By Amanda Rachel Brunetti
Tuberculosis, caused by infection with Mycobacterium tuberculosis, is the top infectious cause of death in the world. An estimated 1.5 million people died of tuberculosis (TB) infection in 2018 alone. Transmission of M. tuberculosis (Mtb) is primarily airborne, occurring via the inhalation of respiratory droplets from persons with active infection.
TB is an ongoing global public health concern. According to the most recent WHO Global Tuberculosis Report, the incidence of TB cases worldwide in 2018 was estimated between 9.0 and 11.1 million. Considered a disease of poverty, incident cases occur predominantly in low and middle income countries, particularly in sub-Saharan Africa and Southeast Asia.
The Bacille Calmette-Guérin (BCG) vaccine has been available since 1921 and remains the only approved prophylactic method for the prevention of TB infection, despite its varied efficacy. BCG is composed of a live attenuated (weakened) form of Mycobacterium bovis, a bacteria closely related to Mtb. The high variability of BCG to prevent pulmonary TB, the primary cause of morbidity and mortality, represents a major component of the global failure to prevent the spread of Mtb.
Historically, BCG has been administered via an intradermal injection in the upper arm. Researchers at the National Institute of Allergy and Infectious Diseases (NIAID) have recently suggested that a change in the administration route of the vaccine can have a major impact on its efficacy.
In a study published by Darrah et al., rhesus macaques were immunized against Mtb using three routes: intradermal (ID), aerosol (AE), and intravenous (IV). For 24 weeks following vaccination, blood and fluid samples from each macaque were evaluated to determine the elicited immune response. Macaques who received the IV administration of BCG produced the highest durable levels of T cells.

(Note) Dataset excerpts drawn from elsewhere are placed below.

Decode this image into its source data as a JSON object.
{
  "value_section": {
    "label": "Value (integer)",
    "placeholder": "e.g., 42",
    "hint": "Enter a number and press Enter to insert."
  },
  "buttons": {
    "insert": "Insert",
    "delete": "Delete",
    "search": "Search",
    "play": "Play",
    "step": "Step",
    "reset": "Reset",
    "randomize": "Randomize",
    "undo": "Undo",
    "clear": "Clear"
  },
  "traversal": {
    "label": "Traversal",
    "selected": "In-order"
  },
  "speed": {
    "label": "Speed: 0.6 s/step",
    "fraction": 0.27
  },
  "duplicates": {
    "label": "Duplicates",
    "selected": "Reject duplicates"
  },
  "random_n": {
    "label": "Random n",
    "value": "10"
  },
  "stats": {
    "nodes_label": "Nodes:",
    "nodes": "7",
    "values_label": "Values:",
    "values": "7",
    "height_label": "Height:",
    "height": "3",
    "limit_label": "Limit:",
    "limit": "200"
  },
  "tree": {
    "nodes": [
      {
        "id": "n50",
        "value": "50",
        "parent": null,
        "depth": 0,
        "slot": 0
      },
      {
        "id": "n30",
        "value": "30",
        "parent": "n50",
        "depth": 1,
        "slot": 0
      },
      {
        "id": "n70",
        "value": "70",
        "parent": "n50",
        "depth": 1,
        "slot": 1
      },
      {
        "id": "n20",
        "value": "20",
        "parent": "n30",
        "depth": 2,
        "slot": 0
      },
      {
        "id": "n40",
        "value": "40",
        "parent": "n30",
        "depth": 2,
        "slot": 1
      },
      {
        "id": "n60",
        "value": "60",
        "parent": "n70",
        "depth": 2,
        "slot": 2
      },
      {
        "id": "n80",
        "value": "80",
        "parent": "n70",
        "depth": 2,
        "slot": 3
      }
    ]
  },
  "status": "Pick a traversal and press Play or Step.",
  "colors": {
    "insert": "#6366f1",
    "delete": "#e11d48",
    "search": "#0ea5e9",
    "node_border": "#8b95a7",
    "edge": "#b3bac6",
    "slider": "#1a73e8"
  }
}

At six months, all macaques were challenged with Mtb and disease progression was tracked for 12 weeks. PET-CT imaging and quantitative analysis of bacterial burden revealed that nine of 10 macaques immunized via IV were highly protected against Mtb. Six of these macaques had no detectable Mtb, and the remaining three had an extremely low presence of the bacterium. Compared to those vaccinated by AE or ID, the macaques who received IV BCG had a significantly more robust immune response.
These findings have major implications for the future of TB prevention and control. Vaccination is the most cost-effective, long-term control measure for any infectious disease, and TB is no exception. An improvement in BCG immunization methods, potentially by administration route, is critical in the effort to stop the global TB epidemic.